Trata-se de um incentivo para que os minoritários exerçam seus direitos. Isso porque o mesmo artigo prevê que o autor da ação receberá um prêmio de 5% sobre o valor da indenização, caso a controladora for condenada. Além disso, ela tem que reparar os danos e pagar os honorários dos advogados.

O diretor relator João Accioly, da CVM, se manifestou pela impossibilidade de extinção da ação do minoritário pelo ajuizamento da demanda pela companhia. Ele considerou que a extinção violaria o artigo 109, §2º da Lei das S.A., que prevê a impossibilidade de o estatuto ou a assembleia geral privar o acionista minoritário do exercício dos direitos conferidos por lei ou pelo estatuto.

“A extinção da ação do minoritário em caso de ação posterior da companhia poderia causar o esvaziamento da possibilidade de ação de responsabilidade do controlador, além de potencialmente suprimir direitos dos acionistas minoritários”, avaliam os advogados do Vieira Rezende.

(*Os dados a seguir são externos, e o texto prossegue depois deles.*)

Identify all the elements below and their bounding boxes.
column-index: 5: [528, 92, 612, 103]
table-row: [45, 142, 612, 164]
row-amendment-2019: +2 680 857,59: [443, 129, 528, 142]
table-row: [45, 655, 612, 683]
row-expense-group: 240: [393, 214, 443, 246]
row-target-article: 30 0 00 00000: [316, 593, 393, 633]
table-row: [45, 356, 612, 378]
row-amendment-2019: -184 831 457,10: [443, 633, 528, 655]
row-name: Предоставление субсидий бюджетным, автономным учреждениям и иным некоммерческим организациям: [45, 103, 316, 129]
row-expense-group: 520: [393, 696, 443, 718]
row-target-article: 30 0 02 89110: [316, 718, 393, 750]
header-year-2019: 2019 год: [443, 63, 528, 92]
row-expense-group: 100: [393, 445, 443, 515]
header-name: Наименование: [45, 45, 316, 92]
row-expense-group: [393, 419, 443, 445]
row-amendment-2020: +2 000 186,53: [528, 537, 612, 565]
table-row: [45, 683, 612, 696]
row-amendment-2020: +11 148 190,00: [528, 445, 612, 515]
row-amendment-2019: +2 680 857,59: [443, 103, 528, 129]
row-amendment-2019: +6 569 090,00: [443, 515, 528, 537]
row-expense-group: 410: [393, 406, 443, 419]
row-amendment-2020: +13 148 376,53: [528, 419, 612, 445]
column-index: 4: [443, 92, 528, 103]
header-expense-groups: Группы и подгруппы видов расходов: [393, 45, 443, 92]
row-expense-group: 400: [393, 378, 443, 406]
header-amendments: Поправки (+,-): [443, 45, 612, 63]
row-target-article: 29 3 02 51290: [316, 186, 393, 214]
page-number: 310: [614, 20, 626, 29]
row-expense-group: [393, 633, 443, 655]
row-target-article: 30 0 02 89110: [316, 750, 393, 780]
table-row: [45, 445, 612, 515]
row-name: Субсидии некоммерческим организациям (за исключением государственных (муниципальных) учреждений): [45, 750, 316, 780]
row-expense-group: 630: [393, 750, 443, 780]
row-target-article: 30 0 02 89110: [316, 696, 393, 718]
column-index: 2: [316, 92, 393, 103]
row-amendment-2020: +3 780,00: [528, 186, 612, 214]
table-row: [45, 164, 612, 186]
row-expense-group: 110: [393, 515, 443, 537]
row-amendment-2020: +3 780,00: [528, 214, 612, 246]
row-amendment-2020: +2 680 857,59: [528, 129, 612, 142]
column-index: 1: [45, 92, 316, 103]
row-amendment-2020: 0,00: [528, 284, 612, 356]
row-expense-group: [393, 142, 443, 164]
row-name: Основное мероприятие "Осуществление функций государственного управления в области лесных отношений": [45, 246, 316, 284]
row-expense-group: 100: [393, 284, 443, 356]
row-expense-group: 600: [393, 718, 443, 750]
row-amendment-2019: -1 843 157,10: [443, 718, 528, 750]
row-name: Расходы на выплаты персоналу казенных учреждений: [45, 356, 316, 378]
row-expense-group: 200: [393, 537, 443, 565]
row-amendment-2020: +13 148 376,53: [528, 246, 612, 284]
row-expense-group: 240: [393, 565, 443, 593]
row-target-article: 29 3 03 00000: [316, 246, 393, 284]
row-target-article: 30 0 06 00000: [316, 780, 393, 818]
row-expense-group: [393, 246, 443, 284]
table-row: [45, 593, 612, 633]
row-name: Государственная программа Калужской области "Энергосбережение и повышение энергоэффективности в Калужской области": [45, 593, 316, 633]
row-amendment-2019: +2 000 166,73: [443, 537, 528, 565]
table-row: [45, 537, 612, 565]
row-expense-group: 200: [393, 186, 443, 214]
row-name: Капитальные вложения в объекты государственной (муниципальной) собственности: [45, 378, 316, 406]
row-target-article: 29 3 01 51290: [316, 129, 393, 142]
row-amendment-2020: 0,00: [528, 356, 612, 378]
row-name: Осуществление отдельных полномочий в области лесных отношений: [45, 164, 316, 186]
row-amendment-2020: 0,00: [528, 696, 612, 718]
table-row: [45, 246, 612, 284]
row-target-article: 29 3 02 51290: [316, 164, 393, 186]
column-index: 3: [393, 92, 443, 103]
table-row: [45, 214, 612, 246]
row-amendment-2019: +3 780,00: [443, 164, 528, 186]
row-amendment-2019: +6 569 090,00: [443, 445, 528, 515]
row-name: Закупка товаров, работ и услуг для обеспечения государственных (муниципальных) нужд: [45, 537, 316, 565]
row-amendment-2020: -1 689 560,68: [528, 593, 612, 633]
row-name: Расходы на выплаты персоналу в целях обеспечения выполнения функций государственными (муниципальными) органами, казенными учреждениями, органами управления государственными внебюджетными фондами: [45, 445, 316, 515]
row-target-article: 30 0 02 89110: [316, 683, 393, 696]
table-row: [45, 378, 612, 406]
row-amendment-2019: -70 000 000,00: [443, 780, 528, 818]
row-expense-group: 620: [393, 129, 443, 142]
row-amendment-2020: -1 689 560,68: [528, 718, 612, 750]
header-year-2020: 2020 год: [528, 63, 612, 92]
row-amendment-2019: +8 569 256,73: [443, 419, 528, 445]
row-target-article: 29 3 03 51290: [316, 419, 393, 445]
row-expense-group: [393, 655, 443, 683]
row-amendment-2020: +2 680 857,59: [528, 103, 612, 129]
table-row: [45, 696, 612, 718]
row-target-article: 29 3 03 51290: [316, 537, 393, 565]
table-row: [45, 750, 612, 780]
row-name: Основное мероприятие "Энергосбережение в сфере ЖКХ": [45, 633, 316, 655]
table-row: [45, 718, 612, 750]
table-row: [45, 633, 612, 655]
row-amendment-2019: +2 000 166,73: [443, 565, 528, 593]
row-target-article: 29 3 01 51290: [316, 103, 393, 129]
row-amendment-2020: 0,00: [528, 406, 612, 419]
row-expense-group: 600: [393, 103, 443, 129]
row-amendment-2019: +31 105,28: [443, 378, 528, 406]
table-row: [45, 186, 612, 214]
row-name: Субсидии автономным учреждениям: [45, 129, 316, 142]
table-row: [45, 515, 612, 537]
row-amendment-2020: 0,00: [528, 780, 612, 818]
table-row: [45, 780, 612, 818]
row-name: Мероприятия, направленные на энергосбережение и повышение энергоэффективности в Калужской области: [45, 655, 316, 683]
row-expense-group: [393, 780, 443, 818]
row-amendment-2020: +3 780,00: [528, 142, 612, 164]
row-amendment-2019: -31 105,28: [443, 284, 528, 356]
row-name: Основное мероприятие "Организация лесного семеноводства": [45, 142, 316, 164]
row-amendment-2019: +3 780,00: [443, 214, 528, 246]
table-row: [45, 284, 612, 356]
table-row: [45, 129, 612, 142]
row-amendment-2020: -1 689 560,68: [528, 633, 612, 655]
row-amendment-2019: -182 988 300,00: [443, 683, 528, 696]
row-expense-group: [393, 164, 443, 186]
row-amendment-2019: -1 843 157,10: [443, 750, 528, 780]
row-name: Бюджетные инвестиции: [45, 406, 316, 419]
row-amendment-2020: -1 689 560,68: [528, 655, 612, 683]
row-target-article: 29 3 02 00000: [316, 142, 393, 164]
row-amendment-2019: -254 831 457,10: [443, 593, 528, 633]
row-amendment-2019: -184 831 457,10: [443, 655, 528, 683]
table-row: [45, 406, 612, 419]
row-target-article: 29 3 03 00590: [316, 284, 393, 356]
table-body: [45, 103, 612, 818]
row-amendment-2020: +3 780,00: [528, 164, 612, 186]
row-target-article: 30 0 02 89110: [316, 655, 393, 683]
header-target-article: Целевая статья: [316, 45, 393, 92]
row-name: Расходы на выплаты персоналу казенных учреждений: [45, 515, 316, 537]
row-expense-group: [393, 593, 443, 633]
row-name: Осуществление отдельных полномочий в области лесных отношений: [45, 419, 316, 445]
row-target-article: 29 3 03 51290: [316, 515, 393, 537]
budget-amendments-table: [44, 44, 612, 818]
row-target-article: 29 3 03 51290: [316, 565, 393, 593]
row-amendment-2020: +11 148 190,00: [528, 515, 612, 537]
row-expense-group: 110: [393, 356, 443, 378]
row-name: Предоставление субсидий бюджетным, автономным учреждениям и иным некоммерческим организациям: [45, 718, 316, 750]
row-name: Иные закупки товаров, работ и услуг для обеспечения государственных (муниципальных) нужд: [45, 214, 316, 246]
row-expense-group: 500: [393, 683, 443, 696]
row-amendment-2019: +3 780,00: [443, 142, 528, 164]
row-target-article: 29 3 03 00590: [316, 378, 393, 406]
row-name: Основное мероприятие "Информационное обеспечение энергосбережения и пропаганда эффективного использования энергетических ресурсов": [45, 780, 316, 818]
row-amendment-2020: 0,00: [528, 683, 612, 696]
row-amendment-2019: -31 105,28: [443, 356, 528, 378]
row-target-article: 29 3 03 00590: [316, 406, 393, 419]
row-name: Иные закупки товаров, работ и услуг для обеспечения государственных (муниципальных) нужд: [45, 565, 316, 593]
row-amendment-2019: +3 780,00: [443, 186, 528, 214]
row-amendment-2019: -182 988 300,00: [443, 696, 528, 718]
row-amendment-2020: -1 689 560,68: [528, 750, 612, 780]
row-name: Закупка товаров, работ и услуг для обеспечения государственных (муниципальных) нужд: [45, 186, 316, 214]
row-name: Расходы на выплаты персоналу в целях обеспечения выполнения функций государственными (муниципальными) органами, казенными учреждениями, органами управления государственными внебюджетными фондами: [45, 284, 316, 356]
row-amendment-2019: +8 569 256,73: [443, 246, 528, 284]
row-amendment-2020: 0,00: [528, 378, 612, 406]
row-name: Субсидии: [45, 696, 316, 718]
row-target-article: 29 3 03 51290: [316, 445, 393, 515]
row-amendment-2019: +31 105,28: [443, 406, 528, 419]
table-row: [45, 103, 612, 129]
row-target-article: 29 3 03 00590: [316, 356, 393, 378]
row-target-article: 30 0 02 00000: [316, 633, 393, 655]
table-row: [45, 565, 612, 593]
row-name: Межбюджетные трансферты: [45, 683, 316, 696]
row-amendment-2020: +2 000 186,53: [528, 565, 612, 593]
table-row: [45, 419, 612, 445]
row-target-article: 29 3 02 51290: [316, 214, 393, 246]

Para eles, a teoria defendida pelo STJ desincentivaria os minoritários a defender os direitos da companhia. Eles consideram que uma possível medida no futuro poderia ser a criação de uma regra legal para permitir a consolidação dos procedimentos.

Na entrevista abaixo, os advogados do Vieira Rezende explicam as visões da CVM e do STJ sobre o assunto.


– Recentemente, a CVM entendeu que, quando uma empresa abre uma arbitragem envolvendo ações de responsabilidade civil contra seus acionistas, isso não anula automaticamente a existência e de outras ações movidas por minoritários. O que baseou esse entendimento?

Felipe Hanszmann, Ricardo Mafra, Caio Brandão e Thomaz Veiga: O diretor relator João Accioly analisou dois aspectos principais no seu voto condutor, quais sejam: se o artigo 246 da Lei das S.A. exige assembleia geral prévia para propositura, pelo acionista minoritário, de ação de responsabilidade civil contra o controlador por danos causados à companhia controlada; e se a propositura, pela companhia, de ação de responsabilidade contra o seu acionista controlador após a propositura de ação de responsabilidade promovida pelos acionistas minoritários acarreta a automática extinção da ação de responsabilidade movida e conduzida pelos minoritários.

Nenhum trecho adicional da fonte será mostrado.